28 abril, 2020

Augusto F. Álvarez por Felix Sánchez

por Félix Sánchez | @F_pesci

Escribo estas líneas con la emoción contenida para destacar una estampa de mi amigo Augusto F. Álvarez, hijo de un grande de la arquitectura mexicana del Siglo XX  Augusto H. Álvarez. Yo también como hijo de otro grande sé el peso que ejerce en lo positivo y en lo negativo ser hijo de una figura. Es claro que cada uno se forja un camino y como dice el poeta Antonio Machado “ Caminante no hay camino, se hace camino al andar”
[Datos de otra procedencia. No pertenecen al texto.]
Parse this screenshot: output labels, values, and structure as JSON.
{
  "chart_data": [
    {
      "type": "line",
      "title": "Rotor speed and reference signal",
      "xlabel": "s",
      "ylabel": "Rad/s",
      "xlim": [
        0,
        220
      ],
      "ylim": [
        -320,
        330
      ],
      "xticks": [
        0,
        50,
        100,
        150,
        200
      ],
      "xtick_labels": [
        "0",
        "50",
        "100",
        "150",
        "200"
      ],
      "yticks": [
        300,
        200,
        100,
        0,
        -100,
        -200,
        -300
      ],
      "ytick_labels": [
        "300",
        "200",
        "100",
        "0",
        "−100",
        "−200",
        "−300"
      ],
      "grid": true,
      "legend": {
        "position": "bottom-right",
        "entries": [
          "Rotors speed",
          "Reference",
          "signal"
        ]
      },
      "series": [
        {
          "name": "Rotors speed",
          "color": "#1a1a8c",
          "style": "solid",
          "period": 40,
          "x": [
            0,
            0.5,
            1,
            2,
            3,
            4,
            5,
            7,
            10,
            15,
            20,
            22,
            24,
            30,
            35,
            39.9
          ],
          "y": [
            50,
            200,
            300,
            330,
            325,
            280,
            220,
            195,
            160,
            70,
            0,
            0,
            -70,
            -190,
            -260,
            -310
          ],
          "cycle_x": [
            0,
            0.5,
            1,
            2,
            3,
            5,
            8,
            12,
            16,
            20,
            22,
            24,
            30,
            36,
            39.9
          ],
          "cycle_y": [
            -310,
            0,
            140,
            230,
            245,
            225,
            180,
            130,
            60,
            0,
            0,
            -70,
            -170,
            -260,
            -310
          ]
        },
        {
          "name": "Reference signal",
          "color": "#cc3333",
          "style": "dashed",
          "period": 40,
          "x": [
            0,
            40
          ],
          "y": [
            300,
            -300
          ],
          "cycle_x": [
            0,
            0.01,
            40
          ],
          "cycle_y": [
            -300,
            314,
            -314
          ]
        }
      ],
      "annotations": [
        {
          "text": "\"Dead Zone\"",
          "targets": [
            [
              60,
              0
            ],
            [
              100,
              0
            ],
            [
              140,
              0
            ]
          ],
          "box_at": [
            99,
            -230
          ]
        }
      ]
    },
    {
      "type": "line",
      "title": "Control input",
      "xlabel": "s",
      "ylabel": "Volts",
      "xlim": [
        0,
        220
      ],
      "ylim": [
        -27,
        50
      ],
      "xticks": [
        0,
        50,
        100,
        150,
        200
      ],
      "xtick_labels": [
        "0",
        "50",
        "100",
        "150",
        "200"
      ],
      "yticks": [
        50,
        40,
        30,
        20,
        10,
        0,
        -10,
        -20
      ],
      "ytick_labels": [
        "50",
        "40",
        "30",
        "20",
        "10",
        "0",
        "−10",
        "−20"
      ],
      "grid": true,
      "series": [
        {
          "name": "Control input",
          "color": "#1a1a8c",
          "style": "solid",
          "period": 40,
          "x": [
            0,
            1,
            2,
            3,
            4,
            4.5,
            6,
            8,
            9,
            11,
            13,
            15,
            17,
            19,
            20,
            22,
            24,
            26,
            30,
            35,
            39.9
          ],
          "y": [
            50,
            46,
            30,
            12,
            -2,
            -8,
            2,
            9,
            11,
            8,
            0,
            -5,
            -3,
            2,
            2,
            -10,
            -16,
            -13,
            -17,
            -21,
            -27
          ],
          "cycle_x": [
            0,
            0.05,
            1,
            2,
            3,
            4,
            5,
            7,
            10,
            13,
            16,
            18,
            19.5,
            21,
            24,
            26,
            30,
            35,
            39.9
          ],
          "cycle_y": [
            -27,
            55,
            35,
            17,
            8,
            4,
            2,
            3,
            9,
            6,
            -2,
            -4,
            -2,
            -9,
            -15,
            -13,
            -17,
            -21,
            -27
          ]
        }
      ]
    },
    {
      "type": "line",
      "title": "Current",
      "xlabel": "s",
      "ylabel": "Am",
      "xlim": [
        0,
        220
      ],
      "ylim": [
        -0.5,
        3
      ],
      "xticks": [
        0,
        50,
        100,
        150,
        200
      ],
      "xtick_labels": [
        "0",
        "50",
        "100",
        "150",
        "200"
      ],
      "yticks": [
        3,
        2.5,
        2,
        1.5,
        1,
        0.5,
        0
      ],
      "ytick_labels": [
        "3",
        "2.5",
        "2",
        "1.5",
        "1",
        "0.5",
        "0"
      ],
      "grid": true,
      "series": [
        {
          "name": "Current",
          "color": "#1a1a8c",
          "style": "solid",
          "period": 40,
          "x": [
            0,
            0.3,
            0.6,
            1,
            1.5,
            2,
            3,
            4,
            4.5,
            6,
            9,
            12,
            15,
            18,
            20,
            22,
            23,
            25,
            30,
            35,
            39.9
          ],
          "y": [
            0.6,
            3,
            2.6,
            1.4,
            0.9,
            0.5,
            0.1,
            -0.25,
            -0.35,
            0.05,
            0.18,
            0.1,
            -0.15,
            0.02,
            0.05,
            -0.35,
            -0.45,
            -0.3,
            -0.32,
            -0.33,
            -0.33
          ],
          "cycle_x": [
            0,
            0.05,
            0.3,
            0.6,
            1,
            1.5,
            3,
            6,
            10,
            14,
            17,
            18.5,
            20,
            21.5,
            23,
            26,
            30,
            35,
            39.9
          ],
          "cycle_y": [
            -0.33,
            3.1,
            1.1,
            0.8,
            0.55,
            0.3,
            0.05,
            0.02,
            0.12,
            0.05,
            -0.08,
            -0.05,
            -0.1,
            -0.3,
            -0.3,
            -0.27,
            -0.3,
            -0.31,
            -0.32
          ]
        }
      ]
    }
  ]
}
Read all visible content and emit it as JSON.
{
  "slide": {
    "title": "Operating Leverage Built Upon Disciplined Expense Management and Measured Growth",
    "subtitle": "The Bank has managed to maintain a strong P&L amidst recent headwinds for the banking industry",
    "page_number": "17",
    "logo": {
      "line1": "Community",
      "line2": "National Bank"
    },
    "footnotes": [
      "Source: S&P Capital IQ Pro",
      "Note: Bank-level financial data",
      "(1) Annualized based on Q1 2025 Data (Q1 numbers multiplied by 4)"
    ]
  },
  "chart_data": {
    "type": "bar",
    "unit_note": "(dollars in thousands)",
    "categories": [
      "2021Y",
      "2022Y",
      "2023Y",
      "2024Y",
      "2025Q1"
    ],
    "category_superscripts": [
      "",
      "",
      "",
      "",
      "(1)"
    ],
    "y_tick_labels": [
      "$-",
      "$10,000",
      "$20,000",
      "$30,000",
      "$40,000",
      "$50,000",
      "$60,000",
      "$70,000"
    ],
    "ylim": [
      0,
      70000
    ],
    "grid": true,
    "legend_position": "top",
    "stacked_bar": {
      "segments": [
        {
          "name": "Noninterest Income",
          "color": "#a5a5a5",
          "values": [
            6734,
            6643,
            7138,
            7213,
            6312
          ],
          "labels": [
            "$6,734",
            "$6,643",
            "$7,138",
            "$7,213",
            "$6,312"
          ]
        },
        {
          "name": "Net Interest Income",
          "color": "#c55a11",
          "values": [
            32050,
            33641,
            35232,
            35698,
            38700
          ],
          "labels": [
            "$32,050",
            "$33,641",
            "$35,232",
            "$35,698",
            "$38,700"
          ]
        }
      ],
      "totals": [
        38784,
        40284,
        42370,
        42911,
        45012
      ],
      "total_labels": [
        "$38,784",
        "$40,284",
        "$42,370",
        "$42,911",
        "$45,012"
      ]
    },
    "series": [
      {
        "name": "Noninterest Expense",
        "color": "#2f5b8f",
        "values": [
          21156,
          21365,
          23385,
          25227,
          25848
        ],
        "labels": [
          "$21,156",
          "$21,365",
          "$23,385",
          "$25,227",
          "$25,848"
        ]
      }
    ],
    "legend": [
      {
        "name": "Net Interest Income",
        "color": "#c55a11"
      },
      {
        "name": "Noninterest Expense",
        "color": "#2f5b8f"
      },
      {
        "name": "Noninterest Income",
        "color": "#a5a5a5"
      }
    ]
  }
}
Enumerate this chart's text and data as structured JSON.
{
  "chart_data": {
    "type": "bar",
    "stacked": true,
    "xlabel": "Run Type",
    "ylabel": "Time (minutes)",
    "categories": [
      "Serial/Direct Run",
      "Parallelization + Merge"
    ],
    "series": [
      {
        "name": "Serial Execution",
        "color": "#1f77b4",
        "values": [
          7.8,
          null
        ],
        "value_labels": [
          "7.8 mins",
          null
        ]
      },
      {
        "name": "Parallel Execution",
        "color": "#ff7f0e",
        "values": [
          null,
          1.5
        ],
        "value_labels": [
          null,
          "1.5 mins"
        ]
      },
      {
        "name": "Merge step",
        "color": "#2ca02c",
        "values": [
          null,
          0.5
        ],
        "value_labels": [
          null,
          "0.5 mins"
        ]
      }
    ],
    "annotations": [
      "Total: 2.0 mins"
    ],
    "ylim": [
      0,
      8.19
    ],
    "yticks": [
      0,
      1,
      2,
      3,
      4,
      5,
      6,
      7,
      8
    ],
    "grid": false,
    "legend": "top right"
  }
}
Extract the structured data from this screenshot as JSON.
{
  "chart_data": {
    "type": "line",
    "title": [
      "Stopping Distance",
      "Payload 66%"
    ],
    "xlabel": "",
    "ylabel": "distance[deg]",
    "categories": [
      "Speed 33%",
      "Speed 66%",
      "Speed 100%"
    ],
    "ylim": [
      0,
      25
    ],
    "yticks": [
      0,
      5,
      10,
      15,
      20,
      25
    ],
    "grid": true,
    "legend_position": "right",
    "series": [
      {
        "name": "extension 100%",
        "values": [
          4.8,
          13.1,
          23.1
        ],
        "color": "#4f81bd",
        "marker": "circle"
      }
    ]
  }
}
Augusto le tocó hacer camino y fuerte en el hacer gremial, genuinamente abocado a promover y defender al arquitecto en su actividad. Miembro distinguido de la Junta de Honor que tuve el privilegio de presidir (CAM-SAM 2012-2014) Augusto ya portaba sendas credenciales como coautor del reglamento para concursos de proyectos de arquitectura,  y en esta Junta le dimos vuelo y Él logró consolidar la idea de los concursos. Además fue gran  promotor de Bienales y miembro distinguido como jurado de muchos concursos, inclusive algunos en donde coincidimos. Quienes hemos participado alguna vez como jurados entendemos la problemática de revisar con cuidado más de 150 trabajos; créanme que es una actividad desgastante, pero también muy estimulante por que en  la conversación y los juicios de otros jurados calibras tus propios pensamientos. Se aprende.

Siempre admiré su ojo crítico y su sensibilidad para juzgar la buena arquitectura, su educación y linaje se lo permitieron, con una ventaja sabía discutir y argumentar las fortalezas y debilidades de las propuestas y nunca tratar de  imponer su criterio- nada fácil en el valle de los egos de los arquitectos-. Lo digo por experiencia en muchos jurados alguien siempre quiere imponer su selección. Por eso digo que es muy difícil ser jurado y en verdad Augusto siempre fue un gran jurado. Esto lo enaltece.

También lidero y fue  promotor incansable de la Bienal Panamericana  de Quito, de la cual fue presidente.  Cada dos años nos hablaba para  que mandáramos nuestros proyectos a concursar, él se echaba a cuestas los costos de los envíos o de plano los llevaba en el avión. Alguna vez me dijo mi “satisfacción es demostrar lo buena que es la arquitectura mexicana”.

Sirva esta mínima estampa de la personalidad jovial de Augusto – siempre tenía un chiste picaresco para  abrir el diálogo-. Promovió y  creyó en los concursos de ideas. Los concursos  le permitían ver y medir en una lámina la potencia y madurez, conocimiento, e intencionalidad de un arquitecto ya supusiera  una figura o un nuevo  protagonista.  Con esto  Augusto se puede dar por bien servido. Agradezco ser su amigo.